If that happens, what would you do? Will your nest egg be enough for retirement?
It’s important to plan ahead and answer this question before you retire. Let’s look at five things Americans can do if they run out of money in retirement.
The Insured Retirement Institute recently asked nearly 1,000 Americans ages 40 to 73 where they would turn if they ran out of money during retirement. Here are their top answers.
- Rely on family and friends. Among Americans ages 40 to 73 surveyed, about 8% said they’d ask their family and friends for help if they ran out of money in retirement. However, having extra money socked away can buy you the time you need to determine how to generate more income without having to rely on others.
- Rely on children. Overall, 10% of survey respondents said moving in or relying on their adult kids would be their strategy after going broke.
- Seek assistance from a church, the state, etc. Among those surveyed, 11% said they’d ask for assistance from a church, the government, or a similar institution, if they ran out of cash.
- Return to work if able. Finding a job is the best and quickest way to rebuild your savings after it’s been depleted. About 38% of respondents said their first response to running out of cash would be to unretire. However, returning to the workforce late in life can be easier said than done with age discrimination a fact of life and possible health problems.

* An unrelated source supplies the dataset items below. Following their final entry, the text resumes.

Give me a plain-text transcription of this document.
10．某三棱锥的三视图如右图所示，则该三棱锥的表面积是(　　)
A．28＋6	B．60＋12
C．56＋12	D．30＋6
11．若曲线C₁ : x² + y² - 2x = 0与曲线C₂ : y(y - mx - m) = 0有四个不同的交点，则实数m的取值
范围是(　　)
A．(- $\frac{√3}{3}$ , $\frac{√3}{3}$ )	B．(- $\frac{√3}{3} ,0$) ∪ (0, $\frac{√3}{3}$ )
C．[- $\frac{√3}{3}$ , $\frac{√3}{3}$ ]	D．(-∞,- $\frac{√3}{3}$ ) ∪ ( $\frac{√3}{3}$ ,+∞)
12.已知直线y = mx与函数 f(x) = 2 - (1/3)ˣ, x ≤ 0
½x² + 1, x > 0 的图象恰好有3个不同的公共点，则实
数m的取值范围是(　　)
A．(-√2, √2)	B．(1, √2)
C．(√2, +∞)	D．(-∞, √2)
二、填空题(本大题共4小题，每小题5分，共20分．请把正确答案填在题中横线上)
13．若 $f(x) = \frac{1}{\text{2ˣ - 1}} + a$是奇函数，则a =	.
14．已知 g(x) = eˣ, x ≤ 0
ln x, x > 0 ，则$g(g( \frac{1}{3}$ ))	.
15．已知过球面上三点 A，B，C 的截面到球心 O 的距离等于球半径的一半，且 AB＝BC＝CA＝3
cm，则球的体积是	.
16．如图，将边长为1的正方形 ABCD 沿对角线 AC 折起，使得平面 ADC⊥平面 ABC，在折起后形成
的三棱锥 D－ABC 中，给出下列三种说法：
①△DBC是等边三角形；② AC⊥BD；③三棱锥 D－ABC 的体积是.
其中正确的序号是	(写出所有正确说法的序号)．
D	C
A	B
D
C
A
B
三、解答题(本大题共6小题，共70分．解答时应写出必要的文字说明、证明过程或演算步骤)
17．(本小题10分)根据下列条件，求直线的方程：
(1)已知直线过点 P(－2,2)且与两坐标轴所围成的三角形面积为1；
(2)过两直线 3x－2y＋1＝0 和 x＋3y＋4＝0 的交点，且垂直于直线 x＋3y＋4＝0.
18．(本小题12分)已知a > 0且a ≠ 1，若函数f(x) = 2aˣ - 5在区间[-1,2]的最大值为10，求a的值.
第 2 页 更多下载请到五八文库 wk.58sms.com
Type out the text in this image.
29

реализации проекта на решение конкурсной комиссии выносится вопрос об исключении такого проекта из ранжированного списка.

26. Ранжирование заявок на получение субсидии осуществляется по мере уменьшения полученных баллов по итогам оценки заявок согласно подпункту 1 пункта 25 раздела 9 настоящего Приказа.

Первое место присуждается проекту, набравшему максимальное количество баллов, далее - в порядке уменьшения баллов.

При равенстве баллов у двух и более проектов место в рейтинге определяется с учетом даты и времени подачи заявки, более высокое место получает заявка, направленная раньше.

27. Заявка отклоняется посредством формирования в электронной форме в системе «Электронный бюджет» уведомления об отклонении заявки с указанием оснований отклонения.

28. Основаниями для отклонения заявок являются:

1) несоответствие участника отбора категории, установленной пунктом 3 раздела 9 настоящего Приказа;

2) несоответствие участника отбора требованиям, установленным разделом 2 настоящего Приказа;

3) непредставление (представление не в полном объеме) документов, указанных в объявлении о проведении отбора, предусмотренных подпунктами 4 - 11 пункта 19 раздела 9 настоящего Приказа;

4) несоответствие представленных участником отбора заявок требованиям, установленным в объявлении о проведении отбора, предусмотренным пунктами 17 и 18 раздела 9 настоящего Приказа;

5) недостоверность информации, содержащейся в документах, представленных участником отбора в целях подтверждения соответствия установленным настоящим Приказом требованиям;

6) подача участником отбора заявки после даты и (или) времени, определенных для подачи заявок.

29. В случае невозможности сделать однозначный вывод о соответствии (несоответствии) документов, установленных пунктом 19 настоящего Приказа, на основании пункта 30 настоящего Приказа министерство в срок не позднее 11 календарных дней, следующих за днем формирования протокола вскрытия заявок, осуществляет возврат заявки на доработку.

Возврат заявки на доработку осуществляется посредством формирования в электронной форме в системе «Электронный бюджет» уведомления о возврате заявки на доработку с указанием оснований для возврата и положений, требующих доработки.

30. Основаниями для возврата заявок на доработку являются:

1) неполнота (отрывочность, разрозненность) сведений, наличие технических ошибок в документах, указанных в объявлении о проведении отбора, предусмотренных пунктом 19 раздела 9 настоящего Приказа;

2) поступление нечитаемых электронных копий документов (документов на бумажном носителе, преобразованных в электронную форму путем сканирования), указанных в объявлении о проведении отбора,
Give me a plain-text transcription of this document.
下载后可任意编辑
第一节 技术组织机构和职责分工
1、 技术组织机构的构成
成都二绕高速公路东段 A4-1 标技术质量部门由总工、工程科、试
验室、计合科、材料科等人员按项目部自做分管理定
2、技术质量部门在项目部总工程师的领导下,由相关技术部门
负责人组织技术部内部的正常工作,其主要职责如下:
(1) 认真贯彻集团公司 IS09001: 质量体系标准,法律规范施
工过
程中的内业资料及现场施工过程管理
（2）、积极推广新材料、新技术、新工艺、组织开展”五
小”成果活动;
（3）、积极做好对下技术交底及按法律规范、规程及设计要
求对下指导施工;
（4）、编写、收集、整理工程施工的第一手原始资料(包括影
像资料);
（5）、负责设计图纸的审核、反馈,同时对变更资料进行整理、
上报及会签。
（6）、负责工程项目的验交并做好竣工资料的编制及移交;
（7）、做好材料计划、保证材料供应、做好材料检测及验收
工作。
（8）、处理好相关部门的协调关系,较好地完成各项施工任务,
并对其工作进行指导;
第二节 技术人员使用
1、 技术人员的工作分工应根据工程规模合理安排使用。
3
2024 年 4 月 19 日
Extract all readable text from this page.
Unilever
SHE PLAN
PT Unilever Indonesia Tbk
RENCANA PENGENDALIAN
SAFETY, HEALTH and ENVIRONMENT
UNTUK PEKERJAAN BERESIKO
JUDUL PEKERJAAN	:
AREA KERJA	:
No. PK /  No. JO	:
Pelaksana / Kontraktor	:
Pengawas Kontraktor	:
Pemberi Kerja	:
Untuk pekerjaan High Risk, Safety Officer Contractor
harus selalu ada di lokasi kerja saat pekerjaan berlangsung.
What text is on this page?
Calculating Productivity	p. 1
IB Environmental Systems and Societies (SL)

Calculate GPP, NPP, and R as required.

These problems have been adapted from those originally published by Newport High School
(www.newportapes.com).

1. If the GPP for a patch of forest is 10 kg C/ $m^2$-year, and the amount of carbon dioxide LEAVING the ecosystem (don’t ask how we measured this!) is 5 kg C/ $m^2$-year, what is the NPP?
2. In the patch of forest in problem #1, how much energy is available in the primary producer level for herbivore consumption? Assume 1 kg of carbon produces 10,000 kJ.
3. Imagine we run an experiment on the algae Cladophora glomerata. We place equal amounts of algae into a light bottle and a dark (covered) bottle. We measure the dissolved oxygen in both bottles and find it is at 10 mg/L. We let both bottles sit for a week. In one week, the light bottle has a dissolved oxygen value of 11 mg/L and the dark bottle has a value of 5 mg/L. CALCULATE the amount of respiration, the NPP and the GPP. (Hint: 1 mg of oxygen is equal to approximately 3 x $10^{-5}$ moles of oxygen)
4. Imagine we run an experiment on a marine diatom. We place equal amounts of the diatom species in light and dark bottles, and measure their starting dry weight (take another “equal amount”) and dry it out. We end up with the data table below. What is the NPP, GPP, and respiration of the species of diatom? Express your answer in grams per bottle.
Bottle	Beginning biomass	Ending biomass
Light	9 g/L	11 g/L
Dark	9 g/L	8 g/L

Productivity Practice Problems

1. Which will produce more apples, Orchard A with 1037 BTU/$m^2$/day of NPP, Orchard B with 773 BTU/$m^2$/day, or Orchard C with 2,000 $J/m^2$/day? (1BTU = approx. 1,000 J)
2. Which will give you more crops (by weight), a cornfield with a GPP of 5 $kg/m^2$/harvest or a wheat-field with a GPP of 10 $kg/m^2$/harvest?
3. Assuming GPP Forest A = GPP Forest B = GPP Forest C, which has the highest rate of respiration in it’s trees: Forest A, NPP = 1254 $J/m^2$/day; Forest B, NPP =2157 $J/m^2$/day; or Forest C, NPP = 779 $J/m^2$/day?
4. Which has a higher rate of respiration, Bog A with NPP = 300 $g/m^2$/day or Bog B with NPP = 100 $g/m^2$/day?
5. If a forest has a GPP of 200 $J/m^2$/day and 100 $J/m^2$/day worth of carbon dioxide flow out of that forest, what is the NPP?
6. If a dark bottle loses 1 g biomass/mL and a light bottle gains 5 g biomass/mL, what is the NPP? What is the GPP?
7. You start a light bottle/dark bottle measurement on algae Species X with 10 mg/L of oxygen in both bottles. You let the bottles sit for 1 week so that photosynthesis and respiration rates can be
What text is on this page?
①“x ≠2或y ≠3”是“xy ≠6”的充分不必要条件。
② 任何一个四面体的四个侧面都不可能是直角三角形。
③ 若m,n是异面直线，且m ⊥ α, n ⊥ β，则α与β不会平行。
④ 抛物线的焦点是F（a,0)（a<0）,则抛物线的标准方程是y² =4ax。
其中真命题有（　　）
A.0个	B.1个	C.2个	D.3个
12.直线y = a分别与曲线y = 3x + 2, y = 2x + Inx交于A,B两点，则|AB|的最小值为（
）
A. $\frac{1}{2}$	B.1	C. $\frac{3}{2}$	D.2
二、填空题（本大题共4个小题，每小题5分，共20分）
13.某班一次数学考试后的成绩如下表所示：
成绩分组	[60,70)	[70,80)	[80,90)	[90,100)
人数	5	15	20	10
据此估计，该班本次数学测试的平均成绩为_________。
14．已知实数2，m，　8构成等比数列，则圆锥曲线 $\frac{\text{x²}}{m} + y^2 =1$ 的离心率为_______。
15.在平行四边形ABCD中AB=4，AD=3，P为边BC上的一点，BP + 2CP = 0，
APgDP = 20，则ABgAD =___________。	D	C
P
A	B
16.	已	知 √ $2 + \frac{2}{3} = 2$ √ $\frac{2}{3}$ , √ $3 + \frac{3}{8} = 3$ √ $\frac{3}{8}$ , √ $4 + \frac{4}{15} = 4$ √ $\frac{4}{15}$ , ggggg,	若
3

- Downsize to live on Social Security. Regardless of what happens to your own personal cash stash, Social Security— the nation’s retirement system— will be there to keep you from becoming penniless. The survey found that 62% of older Americans say their first response to running out of money in retirement would be to downsize their lives, so they could live on their Social Security benefits alone. However, the system was never designed to provide a retiree’s sole source of income, since the average retired worker’s benefit payment is only $1,559 per month.